SPARQL-Prov

Computing How-Provenance for SPARQL Queries via Query Rewriting

Daniel Hernández, Luis Galárraga, and Katja Hose.

In Proceedings of the VLDB Endowment 2021, Vol. 14, No. 13 ISSN 2150-8097. (PDF), Publisher Link

Abstact

Over the past few years, we have witnessed the emergence of large knowledge graphs built by extracting and combining information from multiple sources. This has propelled many advances in query processing over knowledge graphs, however the aspect of providing provenance explanations for query results has so far been mostly neglected. We therefore propose a novel method, SPARQLprov, based on query rewriting, to compute how-provenance polynomials for SPARQL queries over knowledge graphs. Contrary to existing works, SPARQLprov is system-agnostic and can be applied to standard and already deployed SPARQL engines without the need of customized extensions. We rely on spm-semirings to compute polynomial annotations that respect the property of commutation with homomorphisms on monotonic and non-monotonic SPARQL queries without aggregate functions. Our evaluation on real and synthetic data shows that SPARQLprov over standard engines incurs an acceptable runtime overhead w.r.t. the original query, competing with state-of-the-art solutions for how-provenance computation.

Cite

Hernández, Daniel, Luis Galárraga, and Katja Hose. "Computing how-provenance for SPARQL queries via query rewriting." Proceedings of the VLDB Endowment 14.13 (2021): 3389-3401.

EXPERIMENTS

Benchmarks and Competitors

We evaluated the viability of SPARQLprov to compute provenance for SPARQL query answers by measuring the runtime overhead incurred by the rewritten query w.r.t. the original query on two standard RDF/SPARQL engines, namely Virtuoso and Fuseki. Our evaluation consisted of several experiments, including a comparison with GProM and TripleProv, two state-of-the-art solutions to compute how-provenance for queries. Our experimental benchmarks comprise:

WatDiv: A state-of-the-art benchmark for SPARQL queries. We use it to compare SPARQLprov to the competitors, as well as to evaluate the impact of the reification scheme on the overall runtime.
TPC-H: To evaluate the scalability of SPARQLprov as the amount of data increases, we used this benchmark to generate datasets of different sizes.
Wikidata: We used this dataset to evaluate the runtime overhead of SPARQLprov on a real-world dataset.

Experiments

Impact of reification: We evaluated SPARQLprov's runtime overhead on data encoded with three reification schemes, namely named graphs, the standard reification, and the Wikidata reification. This evaluation was conducted on the WatDiv benchmark.
Scalability evaluation: We studied the scalability of SPARQLprov using the TPC-H benchmark that we used to generate 8 synthetic datasets of increasing size.
Real data: We evaluated SPARQLprov on Wikidata, a real-world RDF knowledge graph.
Comparison with other systems: We compared SPARQLprov on the Watdiv benchmark against other solutions for how-provenance, namely TripleProv and GProM.

System Settings

All the queries were executed in a machine with an AMD EPYC 7281 16-Core Processor, 256GB of RAM, and an 8 TB HDD disk. We use Virtuoso (v.~7.2.5.1) and Fuseki (v.~3.17.0 with TDB1 as storage driver) to test our approach. More details about the experimental settings can be found in our reproducibility archive.

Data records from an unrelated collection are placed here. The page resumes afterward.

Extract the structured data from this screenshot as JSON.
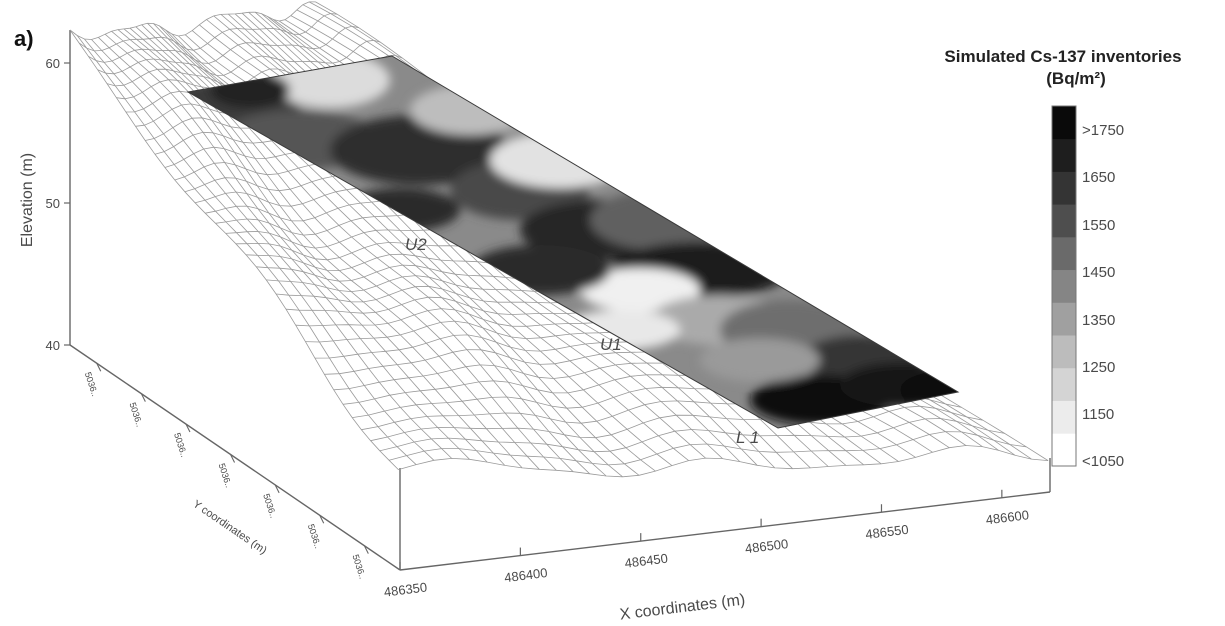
{
  "chart_data": {
    "type": "surface3d",
    "panel_label": "a)",
    "xlabel": "X coordinates (m)",
    "ylabel": "Y coordinates (m)",
    "zlabel": "Elevation (m)",
    "x_ticks": [
      "486350",
      "486400",
      "486450",
      "486500",
      "486550",
      "486600"
    ],
    "y_ticks": [
      "5036..",
      "5036..",
      "5036..",
      "5036..",
      "5036..",
      "5036..",
      "5036.."
    ],
    "z_ticks": [
      "40",
      "50",
      "60"
    ],
    "xlim": [
      486350,
      486620
    ],
    "zlim": [
      40,
      62
    ],
    "grid": false,
    "annotations": [
      {
        "text": "U2"
      },
      {
        "text": "U1"
      },
      {
        "text": "L 1"
      }
    ],
    "legend": {
      "title_line1": "Simulated Cs-137 inventories",
      "title_line2": "(Bq/m²)",
      "placement": "right",
      "levels": [
        "<1050",
        "1150",
        "1250",
        "1350",
        "1450",
        "1550",
        "1650",
        ">1750"
      ],
      "colors": [
        "#ffffff",
        "#ececec",
        "#d4d4d4",
        "#bcbcbc",
        "#a0a0a0",
        "#858585",
        "#6a6a6a",
        "#4e4e4e",
        "#343434",
        "#1e1e1e",
        "#0a0a0a"
      ]
    }
  }
}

For each experiment, we run all queries once to warm up the engine and then, we run each query load 5 times. For each query, we report the average response time of the executions.

Experimental results

In our experiments, we compared our approach (with Virtuoso and Fuseki as backends) against the two state-of-the-art approaches TripleProv and GProM.

We added an additional 5 non-monotonic queries (O1-O5) involving OPTIONAL. The list of queries is avaible under Downloads at the end of this page.

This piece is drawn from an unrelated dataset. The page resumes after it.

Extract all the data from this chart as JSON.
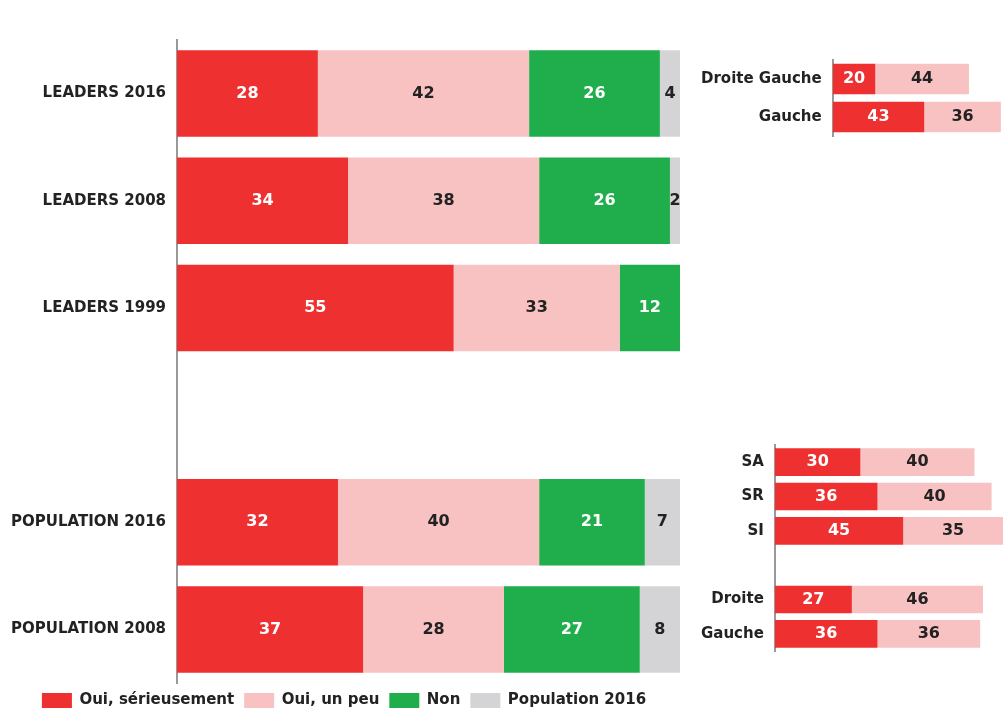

Figure: Watdiv query execution times per reification scheme and query template. The top dotted line represents the timeout. B: base query, R: reified query, P: provenance query.

Figure: TPC-H execution times per query template.

Figure: Wikidata time overhead.

Figure: Watdiv query execution times per engine and query template. For our approach (denoted as Virtuoso) we report the results obtained with named graphs reification scheme, and for GProM the results obtained with the vertical partition scheme. The top dotted line represents the timeout.

Source Code

The source code of SPARQLprov as well as the utilities to reproduce results of our experiments can be found in our reproducibility archive.

Datasets and Queries

WatDiv: This benchmark uses a syntetic dataset described in the official WatDiv benchmark website. We used the 100 million triples dataset for our experiments. Here are other potentially interesting downloads:
TPC-H: This benchmark uses a syntetic dataset. The tool to create the dataset is available in the official TPC-H benchmark website. This tool generates tables codified as tab-separated values. Our reproducibility scripts take care of translating these data into RDF.
Wikidata: We used the Wikidata dump from January 27, 2020 from Wikimedia foundation. We have created a stable copy of the dataset for long-term preservation concerns.